それに男性もずぶ濡れだ。きっと私を助けるために海に入ってくれたのだろう。その後もずっと一緒にいてくれた。悪い人ではない事は確かだと思う。
私は、その男性の家について行くことにした。
暗い海岸をゆっくりと進み、公園に入ると白猫がニャーと甘えた声を立てながら寄ってきた。
「お前こんな所にいたのかい?探していたんだよ」
男性が嬉しそうに白猫を抱き上げる。
「猫を探しに来て良かったよ。
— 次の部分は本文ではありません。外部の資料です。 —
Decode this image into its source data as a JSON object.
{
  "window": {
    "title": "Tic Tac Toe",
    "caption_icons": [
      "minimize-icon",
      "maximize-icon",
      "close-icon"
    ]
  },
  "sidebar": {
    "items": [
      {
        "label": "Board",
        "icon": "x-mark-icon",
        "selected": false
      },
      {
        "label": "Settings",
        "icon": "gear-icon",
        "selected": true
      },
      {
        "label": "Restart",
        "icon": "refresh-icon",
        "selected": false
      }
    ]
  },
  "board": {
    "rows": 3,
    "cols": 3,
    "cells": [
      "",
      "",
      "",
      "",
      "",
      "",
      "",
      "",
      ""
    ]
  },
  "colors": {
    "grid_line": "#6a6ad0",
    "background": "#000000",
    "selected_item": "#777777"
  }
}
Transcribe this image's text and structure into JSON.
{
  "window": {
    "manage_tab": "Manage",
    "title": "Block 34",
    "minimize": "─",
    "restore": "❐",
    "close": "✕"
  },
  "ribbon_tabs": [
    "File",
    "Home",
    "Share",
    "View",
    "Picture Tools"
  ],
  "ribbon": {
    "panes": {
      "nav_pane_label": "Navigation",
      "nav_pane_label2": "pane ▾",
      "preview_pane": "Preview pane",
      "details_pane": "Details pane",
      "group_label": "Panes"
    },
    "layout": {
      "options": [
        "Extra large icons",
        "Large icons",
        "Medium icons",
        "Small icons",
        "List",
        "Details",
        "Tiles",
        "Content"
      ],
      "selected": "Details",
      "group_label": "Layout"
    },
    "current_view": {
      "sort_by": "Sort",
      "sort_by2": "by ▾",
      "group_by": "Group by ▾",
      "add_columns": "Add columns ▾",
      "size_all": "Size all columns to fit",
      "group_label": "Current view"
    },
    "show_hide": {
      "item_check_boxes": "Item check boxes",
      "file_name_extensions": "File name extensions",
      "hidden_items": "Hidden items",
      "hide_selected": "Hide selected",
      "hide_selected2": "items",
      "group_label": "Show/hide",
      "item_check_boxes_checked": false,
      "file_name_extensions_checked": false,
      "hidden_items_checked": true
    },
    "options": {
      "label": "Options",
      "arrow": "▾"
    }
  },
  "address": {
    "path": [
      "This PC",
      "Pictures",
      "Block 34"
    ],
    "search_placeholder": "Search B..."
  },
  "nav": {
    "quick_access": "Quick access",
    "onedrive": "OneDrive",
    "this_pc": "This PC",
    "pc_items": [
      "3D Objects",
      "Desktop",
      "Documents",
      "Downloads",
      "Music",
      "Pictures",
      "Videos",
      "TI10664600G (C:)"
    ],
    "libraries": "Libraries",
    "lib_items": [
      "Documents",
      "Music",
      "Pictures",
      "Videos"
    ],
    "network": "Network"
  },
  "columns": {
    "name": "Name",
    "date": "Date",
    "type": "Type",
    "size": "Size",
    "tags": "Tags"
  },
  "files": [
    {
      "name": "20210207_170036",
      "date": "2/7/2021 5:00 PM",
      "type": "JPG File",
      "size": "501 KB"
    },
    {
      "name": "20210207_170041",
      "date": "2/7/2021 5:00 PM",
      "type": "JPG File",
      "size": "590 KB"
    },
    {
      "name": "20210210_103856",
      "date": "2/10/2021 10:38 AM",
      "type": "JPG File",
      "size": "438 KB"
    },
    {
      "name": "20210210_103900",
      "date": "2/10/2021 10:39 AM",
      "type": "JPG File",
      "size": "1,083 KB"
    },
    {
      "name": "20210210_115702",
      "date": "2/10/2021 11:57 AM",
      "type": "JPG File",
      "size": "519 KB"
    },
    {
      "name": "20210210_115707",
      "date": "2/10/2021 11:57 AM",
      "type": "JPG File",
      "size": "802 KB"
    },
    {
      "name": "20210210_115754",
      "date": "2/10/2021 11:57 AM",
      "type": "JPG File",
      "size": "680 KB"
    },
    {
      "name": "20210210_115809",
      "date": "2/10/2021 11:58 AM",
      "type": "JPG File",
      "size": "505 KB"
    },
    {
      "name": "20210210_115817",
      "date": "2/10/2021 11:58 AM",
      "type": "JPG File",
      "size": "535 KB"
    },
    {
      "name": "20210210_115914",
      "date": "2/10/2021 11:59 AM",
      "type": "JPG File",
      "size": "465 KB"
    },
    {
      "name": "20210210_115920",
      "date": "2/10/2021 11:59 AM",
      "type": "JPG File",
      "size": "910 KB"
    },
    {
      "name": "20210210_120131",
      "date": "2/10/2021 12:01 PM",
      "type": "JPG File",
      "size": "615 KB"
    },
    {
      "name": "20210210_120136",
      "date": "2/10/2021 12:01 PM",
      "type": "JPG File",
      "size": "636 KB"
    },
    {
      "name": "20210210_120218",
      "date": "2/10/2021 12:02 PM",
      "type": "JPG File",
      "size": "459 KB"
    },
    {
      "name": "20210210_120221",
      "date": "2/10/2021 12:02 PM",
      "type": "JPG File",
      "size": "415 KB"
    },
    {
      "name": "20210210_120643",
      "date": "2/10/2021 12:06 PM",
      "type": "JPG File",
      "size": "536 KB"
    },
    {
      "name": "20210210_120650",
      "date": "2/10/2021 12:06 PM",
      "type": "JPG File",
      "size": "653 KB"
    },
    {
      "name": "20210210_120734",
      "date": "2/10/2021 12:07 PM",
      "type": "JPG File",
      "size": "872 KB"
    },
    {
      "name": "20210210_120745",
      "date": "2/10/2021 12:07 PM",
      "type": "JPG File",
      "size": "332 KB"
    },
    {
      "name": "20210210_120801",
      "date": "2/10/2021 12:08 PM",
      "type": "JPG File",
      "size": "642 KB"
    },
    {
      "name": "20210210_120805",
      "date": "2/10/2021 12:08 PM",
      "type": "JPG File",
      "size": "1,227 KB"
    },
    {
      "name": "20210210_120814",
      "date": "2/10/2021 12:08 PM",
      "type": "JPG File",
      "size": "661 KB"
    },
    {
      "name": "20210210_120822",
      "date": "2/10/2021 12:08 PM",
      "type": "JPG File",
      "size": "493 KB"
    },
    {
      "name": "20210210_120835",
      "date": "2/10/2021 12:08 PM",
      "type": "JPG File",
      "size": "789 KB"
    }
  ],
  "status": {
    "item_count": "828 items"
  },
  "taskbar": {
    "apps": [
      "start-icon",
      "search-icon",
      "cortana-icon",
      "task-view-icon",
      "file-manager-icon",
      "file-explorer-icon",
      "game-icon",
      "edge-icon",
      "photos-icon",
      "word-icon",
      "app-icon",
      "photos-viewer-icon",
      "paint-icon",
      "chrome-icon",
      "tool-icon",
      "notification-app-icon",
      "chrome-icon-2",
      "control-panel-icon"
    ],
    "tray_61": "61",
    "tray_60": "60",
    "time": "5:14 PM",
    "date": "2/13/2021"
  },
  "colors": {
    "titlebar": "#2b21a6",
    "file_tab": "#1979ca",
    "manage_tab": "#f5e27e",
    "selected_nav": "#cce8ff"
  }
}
そのおかげで君を見つける事ができたんだ」
白猫がゴロゴロと咽喉を鳴らし男性に甘えた仕草をすると、まるで赤ちゃんを抱くように左手で白猫を抱き、右手で愛しむ様に撫でていた。
その様子を見てホッとする。
ゆっくりと歩き出す男性の後をついて行く。
公園を抜け、道路を渡り住宅街に入ると、その一角にある、コンクリート打ちっ放しのモダンな作りの一軒家に案内された。
「ここに一人で暮らしているんだ。部屋も余っているからゆっくり休んでいくと良い。もう電車もない時間だしね」
部屋の明かりを付け、着替えとタオルを渡される。